Но худшее было впереди. Когда корабль стал переваливаться с борта на борт, раздались душераздирающие крики. Это гибли те, кто стоял у бортов. Тысячепудовая человеческая масса прижимала их к ржавому железу баржи и расплющивала в лепешку. Когда позже их изуродованные тела тащили по пристани, за ними тянулся след кровавого поноса.
Меня тоже рвало – просто выворачивало наружу. Страх утонуть, охвативший было меня в первые минуты качки, быстро прошел. Возникшее безразличие рисовало мне картину прозрачных холодных глубин, где меня больше не рвет и не слышно криков умирающих. Где нет конвоя. В те страшные часы я почему-то не думал о том, что даже на дне никому из нас будет не выбраться из этого мрака и смрада, что даже на конечной глубине ржавый люк “Клары Цеткин” останется задраенным, и нам предстоит вечно плавать в собственном кале и блевотине.

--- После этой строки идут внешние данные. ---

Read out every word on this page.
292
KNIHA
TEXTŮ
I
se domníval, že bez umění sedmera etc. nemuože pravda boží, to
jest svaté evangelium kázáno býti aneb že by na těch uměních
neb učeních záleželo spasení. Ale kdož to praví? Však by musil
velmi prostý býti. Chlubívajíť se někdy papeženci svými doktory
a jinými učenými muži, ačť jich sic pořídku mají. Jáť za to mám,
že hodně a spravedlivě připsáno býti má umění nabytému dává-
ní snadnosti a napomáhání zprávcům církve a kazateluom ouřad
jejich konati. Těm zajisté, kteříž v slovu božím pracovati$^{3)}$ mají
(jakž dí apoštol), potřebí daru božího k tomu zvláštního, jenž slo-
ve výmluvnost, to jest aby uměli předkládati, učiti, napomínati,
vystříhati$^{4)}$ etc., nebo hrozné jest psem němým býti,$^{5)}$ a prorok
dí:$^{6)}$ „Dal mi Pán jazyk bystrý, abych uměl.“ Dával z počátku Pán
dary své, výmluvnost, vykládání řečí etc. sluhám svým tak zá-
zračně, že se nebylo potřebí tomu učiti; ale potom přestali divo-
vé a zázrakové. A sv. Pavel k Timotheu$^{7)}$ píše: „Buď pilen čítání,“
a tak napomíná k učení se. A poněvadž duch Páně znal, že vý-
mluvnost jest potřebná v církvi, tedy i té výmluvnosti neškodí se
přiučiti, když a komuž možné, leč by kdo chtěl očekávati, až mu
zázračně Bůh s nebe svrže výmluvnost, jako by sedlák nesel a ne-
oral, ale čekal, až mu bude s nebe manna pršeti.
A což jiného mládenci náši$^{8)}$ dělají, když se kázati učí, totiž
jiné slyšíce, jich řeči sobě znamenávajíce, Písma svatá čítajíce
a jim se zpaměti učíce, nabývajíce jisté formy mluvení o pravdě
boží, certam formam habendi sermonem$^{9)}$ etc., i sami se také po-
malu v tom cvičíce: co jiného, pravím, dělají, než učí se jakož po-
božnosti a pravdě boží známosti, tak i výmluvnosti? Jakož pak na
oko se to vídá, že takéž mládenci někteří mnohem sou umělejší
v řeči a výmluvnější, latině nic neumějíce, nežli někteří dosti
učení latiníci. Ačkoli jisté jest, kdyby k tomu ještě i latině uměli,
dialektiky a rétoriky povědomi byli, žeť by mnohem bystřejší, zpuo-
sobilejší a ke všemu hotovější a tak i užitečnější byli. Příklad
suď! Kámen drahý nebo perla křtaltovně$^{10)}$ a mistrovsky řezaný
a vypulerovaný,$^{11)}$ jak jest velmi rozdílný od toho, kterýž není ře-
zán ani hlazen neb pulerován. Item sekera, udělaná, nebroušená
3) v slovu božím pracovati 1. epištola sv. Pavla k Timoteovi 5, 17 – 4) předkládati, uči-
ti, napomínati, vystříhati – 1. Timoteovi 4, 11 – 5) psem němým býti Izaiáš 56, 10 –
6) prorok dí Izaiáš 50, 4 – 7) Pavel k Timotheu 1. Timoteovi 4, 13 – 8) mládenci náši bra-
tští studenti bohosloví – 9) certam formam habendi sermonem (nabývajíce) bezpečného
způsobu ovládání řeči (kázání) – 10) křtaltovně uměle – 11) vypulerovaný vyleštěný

В Бухте Благополучия на пристань нас выгоняли пинками. Тех, кто был не в состоянии двигаться, велено было тащить другим заключенным. И те, кто шел, и те, кто не мог ходить, чувствовали примерно одно и то же. Мы были счастливы, что остались живы, потому что ничего страшнее чрева “Клары Цеткин” никто из нас в своей жизни не видел. Тогда нам казалось, что и не увидим.
На берегу нас построили в шеренги и стали учить отвечать на приветствие начальства. Мы кричали “Здра…” командиру отделения, командиру роты и начальнику лагеря. Начальник лагеря Ногтев покачивался, пьяный, перед шеренгами и выражал недовольство приветствием, потому что мы кричали недружно. После всего пережитого в море не оставалось сил. Очень хотелось спать. Чтобы не заснуть, я глубоко вдыхал морской воздух, который был частью прежнего вольного мира. Значит, думал я, часть этого мира в нашей жизни всё же остается.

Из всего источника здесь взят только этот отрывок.